Sunday, May 15, 2022

Your Vision On The Trail

We pay attention to our hands, legs, seat, and heels, but too few trail riders pay attention to their use of their eyes when riding on the trail.

If you want to learn more about vision, perception, and balance study the work of Dr. Andrew Huberman. If you are new to using the concept of visual focus to assist both in accurate perception of your environment and in relaxation during movement, you can start by noticing how your horse responds to the way that you respond  to what you are seeing while riding.

When I initiate a turn to either side, I first focus all of my attention on a spot the size of my thumbnail in the direction in which I want the horse to go. I look with the exact same intensity as if I were aiming a rifle at that spot. The intensity of my focus is such that I nearly completely loose the perception of anything except for that spot, until the horse begins its turn. When going through difficult terrain I look, with much less focus, about 10 yards ahead of me. Doing so helps the horse bring more attention to its footing. 

In difficult terrain I do not look at the area that is but a few inches from the horse's front feet. If I do that my horses tense up and loose much of their impulsion. 

When the horse is moving well my vision is diffuse so as to absorb the movements around me.

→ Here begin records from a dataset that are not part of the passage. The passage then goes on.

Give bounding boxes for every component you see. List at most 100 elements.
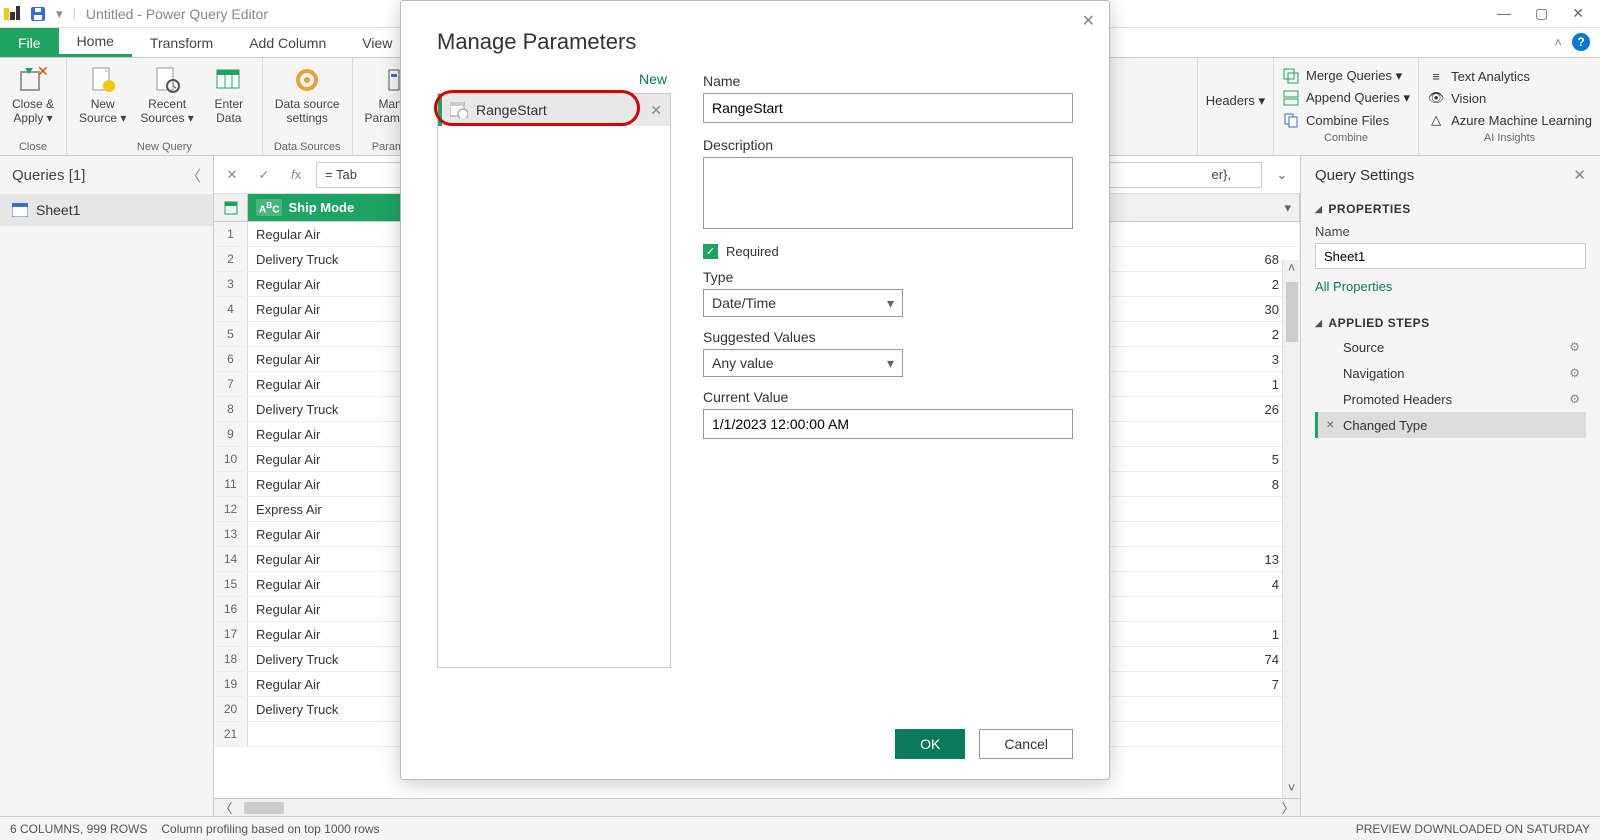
step-settings-icon[interactable]: ⚙ [1569, 366, 1580, 380]
combine-files-button[interactable]: Combine Files [1282, 110, 1410, 130]
close-apply-button[interactable]: ✕ Close & Apply ▾ [8, 62, 58, 139]
applied-step[interactable]: Navigation⚙ [1315, 360, 1586, 386]
current-value-input[interactable] [703, 409, 1073, 439]
azure-ml-button[interactable]: △Azure Machine Learning [1427, 110, 1592, 130]
formula-expand-icon[interactable]: ⌄ [1270, 167, 1294, 183]
applied-step[interactable]: Changed Type [1315, 412, 1586, 438]
horizontal-scrollbar[interactable]: 〈 〉 [214, 798, 1300, 816]
scroll-down-icon[interactable]: ˅ [1288, 780, 1296, 798]
scroll-right-icon[interactable]: 〉 [1276, 798, 1300, 816]
cell-ship-mode[interactable]: Delivery Truck [248, 397, 408, 421]
query-item-sheet1[interactable]: Sheet1 [0, 194, 213, 226]
row-number: 4 [214, 297, 248, 321]
collapse-ribbon-icon[interactable]: ˄ [1554, 35, 1562, 50]
close-window-button[interactable]: ✕ [1572, 5, 1584, 22]
step-settings-icon[interactable]: ⚙ [1569, 340, 1580, 354]
applied-step[interactable]: Promoted Headers⚙ [1315, 386, 1586, 412]
cell-ship-mode[interactable]: Delivery Truck [248, 697, 408, 721]
save-icon[interactable] [30, 6, 46, 22]
ok-button[interactable]: OK [895, 729, 965, 759]
name-label: Name [703, 73, 1073, 89]
vision-button[interactable]: 👁Vision [1427, 88, 1592, 108]
required-checkbox[interactable]: ✓ Required [703, 244, 1073, 259]
column-header-ship-mode[interactable]: ABCShip Mode [248, 194, 408, 221]
cell-ship-mode[interactable]: Regular Air [248, 322, 408, 346]
enter-data-button[interactable]: Enter Data [204, 62, 254, 139]
cell-ship-mode[interactable]: Regular Air [248, 422, 408, 446]
cancel-formula-icon[interactable]: ✕ [220, 163, 244, 187]
dialog-close-button[interactable]: ✕ [1082, 11, 1095, 31]
scroll-thumb[interactable] [244, 802, 284, 814]
step-settings-icon[interactable]: ⚙ [1569, 392, 1580, 406]
fx-icon[interactable]: fx [284, 163, 308, 187]
cell-ship-mode[interactable]: Regular Air [248, 597, 408, 621]
row-number: 10 [214, 447, 248, 471]
queries-title: Queries [1] [12, 167, 85, 184]
cell-ship-mode[interactable]: Regular Air [248, 372, 408, 396]
cell-ship-mode[interactable]: Regular Air [248, 547, 408, 571]
cell-ship-mode[interactable]: Delivery Truck [248, 647, 408, 671]
type-select[interactable]: Date/Time [703, 289, 903, 317]
qat-dropdown-icon[interactable]: ▾ [56, 6, 63, 22]
scroll-thumb[interactable] [1286, 282, 1298, 342]
tab-transform[interactable]: Transform [132, 28, 231, 57]
headers-button[interactable]: Headers ▾ [1206, 92, 1265, 110]
close-pane-icon[interactable]: ✕ [1573, 166, 1586, 184]
cell-ship-mode[interactable]: Regular Air [248, 622, 408, 646]
vertical-scrollbar[interactable]: ˄ ˅ [1282, 260, 1300, 798]
cell-ship-mode[interactable]: Regular Air [248, 297, 408, 321]
cell-ship-mode[interactable]: Regular Air [248, 347, 408, 371]
tab-home[interactable]: Home [59, 28, 132, 57]
cell-ship-mode[interactable]: Regular Air [248, 572, 408, 596]
data-source-settings-button[interactable]: Data source settings [271, 62, 344, 139]
merge-queries-button[interactable]: Merge Queries ▾ [1282, 66, 1410, 86]
cell-ship-mode[interactable]: Regular Air [248, 522, 408, 546]
delete-parameter-icon[interactable]: ✕ [650, 102, 662, 119]
maximize-button[interactable]: ▢ [1535, 5, 1548, 22]
cell-ship-mode[interactable]: Regular Air [248, 222, 408, 246]
query-name-input[interactable] [1315, 243, 1586, 269]
cell-ship-mode[interactable]: Delivery Truck [248, 247, 408, 271]
cancel-button[interactable]: Cancel [979, 729, 1073, 759]
properties-section[interactable]: PROPERTIES [1315, 194, 1586, 220]
parameter-name-input[interactable] [703, 93, 1073, 123]
cell-ship-mode[interactable]: Regular Air [248, 472, 408, 496]
suggested-values-select[interactable]: Any value [703, 349, 903, 377]
all-properties-link[interactable]: All Properties [1315, 279, 1586, 294]
row-number: 1 [214, 222, 248, 246]
new-parameter-link[interactable]: New [437, 71, 671, 93]
new-source-button[interactable]: New Source ▾ [75, 62, 130, 139]
tab-add-column[interactable]: Add Column [231, 28, 344, 57]
text-analytics-button[interactable]: ≡Text Analytics [1427, 66, 1592, 86]
cell-ship-mode[interactable]: Express Air [248, 497, 408, 521]
recent-sources-button[interactable]: Recent Sources ▾ [136, 62, 197, 139]
cell-ship-mode[interactable]: Regular Air [248, 672, 408, 696]
cell-ship-mode[interactable]: Regular Air [248, 447, 408, 471]
row-number: 18 [214, 647, 248, 671]
cell-ship-mode[interactable] [248, 722, 408, 746]
applied-steps-section[interactable]: APPLIED STEPS [1315, 308, 1586, 334]
scroll-left-icon[interactable]: 〈 [214, 798, 238, 816]
enter-data-label: Enter Data [214, 98, 243, 126]
scroll-up-icon[interactable]: ˄ [1288, 260, 1296, 278]
help-icon[interactable]: ? [1572, 33, 1590, 51]
parameter-form: Name Description ✓ Required Type Date/Ti… [703, 71, 1073, 668]
collapse-pane-icon[interactable]: 〈 [186, 165, 201, 186]
column-filter-icon[interactable]: ▾ [1284, 200, 1291, 216]
append-queries-button[interactable]: Append Queries ▾ [1282, 88, 1410, 108]
app-logo-icon [4, 6, 20, 22]
row-header-corner[interactable] [214, 194, 248, 221]
tab-file[interactable]: File [0, 28, 59, 57]
applied-step[interactable]: Source⚙ [1315, 334, 1586, 360]
parameter-description-input[interactable] [703, 157, 1073, 229]
recent-sources-icon [151, 64, 183, 96]
cell-ship-mode[interactable]: Regular Air [248, 272, 408, 296]
row-number: 20 [214, 697, 248, 721]
parameter-item-rangestart[interactable]: RangeStart ✕ [438, 94, 670, 126]
accept-formula-icon[interactable]: ✓ [252, 163, 276, 187]
recent-sources-label: Recent Sources ▾ [140, 98, 193, 126]
row-number: 12 [214, 497, 248, 521]
enter-data-icon [213, 64, 245, 96]
minimize-button[interactable]: — [1497, 5, 1511, 22]
merge-icon [1282, 67, 1300, 85]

Looking ahead, in the direction in which I want to go, without intensely focusing on a small spot, helps me notice potential dangers along the trail. In that mode I am more relaxed and my horse follows suit. 

Please understand that I am not suggesting that I could hop on a horse that did not know me and realistically expect it to respond to my body's response to how I employ my vision. But the horses that I ride as a regular course of action, especially if they are rarely ridden by others, are nearly as affected by my use of my vision as they are by my use of leg cues.